Hanes is up to something. But what?

I wear Hanes boxer briefs. However I recently sent them this email.

to which they replied

I called the number and of course 'all operators are busy. Please call later. You can’t even wait on hold for hours for the next one. Clearly, they want me to just go away. The secret use of the resealable bag is something I was not ment to know.

So I turn to the Dope.

What use is a resealable two pack of boxer briefs?

What are they up to?

If the packs weren’t resealable, the stores would have to repackage the briefs every time a customer took them into the changing room and found out that they were the wrong size.

Alternatively, it may be that Hanes knows how often Inspector 8 forgets to put that annoying sticky dot on the briefs, and made it so she could go back later and put it on the briefs she forgot to fondle.

Either way, I’d wash before wearing.

Men don’t try on underware. It’s like buying Porn. You have to buy several other items and sneak the underware in there and hope the checkout girl doesn’t notice.

And I dont’ think Target even has men’s dressing rooms.

The package is like those package of pre-shreded cheese. You have to rip them open, but then you can reseal them. The ‘saftey seal’ is in place.

That’s a futile effort. While waiting for my wife to finish shopping, I like to pass the hours (days?) by opening the packages and swapping the inspector tags. It’s actually Inspector 12 that forgets the dots, but thanks to me Inspector 8 gets the blame.

I’m also the reason that fortune cookies are now individually wrapped, but that’s another story.

I hope people aren’t going around trying on underwear (or that the stores do nothing but repakage them.) ick.

But then I have taken packaged clothes out of the package in the store just get a good look at them. In which the store would have to repackage them (as I wouldn’t do it properly according to them.) So it makes sense to me.

Ick. I was mostly joking, but brought this up at work lunch only to get “well, if you don’t try them on, how do you know they fit?” from a(n apparently serious) cow-orker.


If you really want to oogy your co-workers in the break room, bring your lunch in one of those resealable underwear bags. Better yet, make cookies and bring 'em in in one of those resealable underwear bags. Unwanted company at home? Offer to make 'em a sammich then take out the roast beef you placed in one of those resealable underwear bags. The possibilities are endless!

The bag is resealable for regifting purposes.

It’s for the stores. Items like that get opened a lot by customers who want to see them better, feel the fabric, hold them up, etc. (even though most don’t go as far as to try them on!) This way they can be repackaged by the store to sell instead of having the package ruined (no one wants to buy the opened pack of underwear.)

Tube socks and t-shirts are often packaged that way too for the same reason.

While most people don’t try on underwear (normal people, anyway) a lot of parents will rip open packages and hold the clothing items up to their darlings, and a lot of men and women will do the same thing. The zipper, I think, is so that retail employees (I’m a former one) can re-seal the bags with a minimum of hassel.

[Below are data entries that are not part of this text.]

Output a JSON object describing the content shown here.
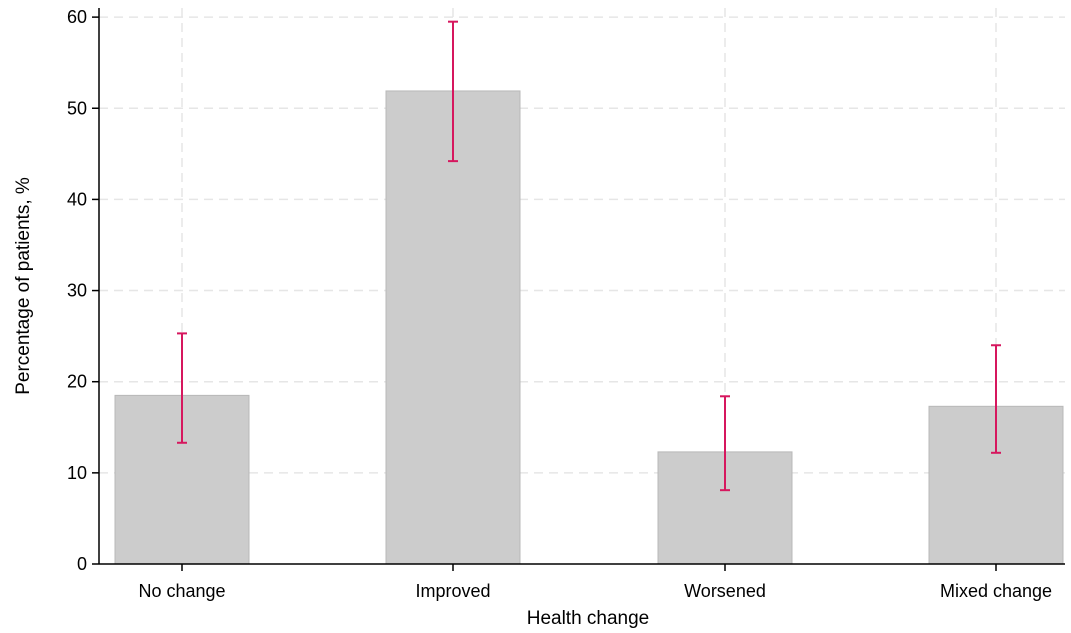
{
  "chart_data": {
    "type": "bar",
    "title": "",
    "xlabel": "Health change",
    "ylabel": "Percentage of patients, %",
    "categories": [
      "No change",
      "Improved",
      "Worsened",
      "Mixed change"
    ],
    "values": [
      18.5,
      51.9,
      12.3,
      17.3
    ],
    "error_bars": {
      "lower": [
        13.3,
        44.2,
        8.1,
        12.2
      ],
      "upper": [
        25.3,
        59.5,
        18.4,
        24.0
      ]
    },
    "ylim": [
      0,
      61
    ],
    "yticks": [
      0,
      10,
      20,
      30,
      40,
      50,
      60
    ],
    "grid": true,
    "legend": "none",
    "colors": {
      "bar_fill": "#cccccc",
      "bar_stroke": "#b8b8b8",
      "error_bar": "#d6175e",
      "grid": "#e6e6e6",
      "axis": "#000000"
    }
  }
}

They haven’t been worn, most likely, if you get them opened and sealed with the zipper, but I’d still give 'em a wash because they might have been on the floor at one point.


That’s nothing! I work in a hospital. I freaked out my family once by bringing snacks to a party in a (clean, unsused!) bright orange biohazard bag.

But an underwear bag? That’s just gross, people. :slight_smile:

swampy, I think we were twins in a past life. Or…something like that. This post alone makes me want to go buy some resealable Hanes.

I called their 800 number again and she had no idea why it is packaged this way. All she would say was


You could always use it to reseal your dirty undies in your suitcase on vacation so they’re not floating around with your clean clothes.

What am I saying??? No guy is ever going to do that.

Ok, I so want one of those biohazard bags to wrap Christmas presents in.

Heh. The labs where I worked would bring the styrofoam boxes to a central recycling area and I often thought about packaging up a birthday gift in one of the BIOHAZARD, RADIOACTIVE, DRY ICE boxes.

I work with a Goth girl, or so she calls herself. In preparation for a party several weeks ago, she wore one of those bags over her skirt—the bag was suitably cut for the purpose and the biohazard warning was prominently on display.

Nobody at the store I work at bothers to open the openable bags, they rip them open instead. Maybe it’s supposed to make it easier to check out the merchandise before you buy it but at least where I work it makes absolutely no difference.

And nobody gets to try on underwear. Ewwwwwwwwwww.

“Nobody” means the customers. If I have to get into a bag, even if it’s been ripped, I will open it the way God (or Hanes or Fruit of the Loom) intended – without destroying it.

But I’m not going to take a bag with a photo of a really good looking guy, who is wearing my undies, with me when I travel. My suitcases have compartments for this anyway.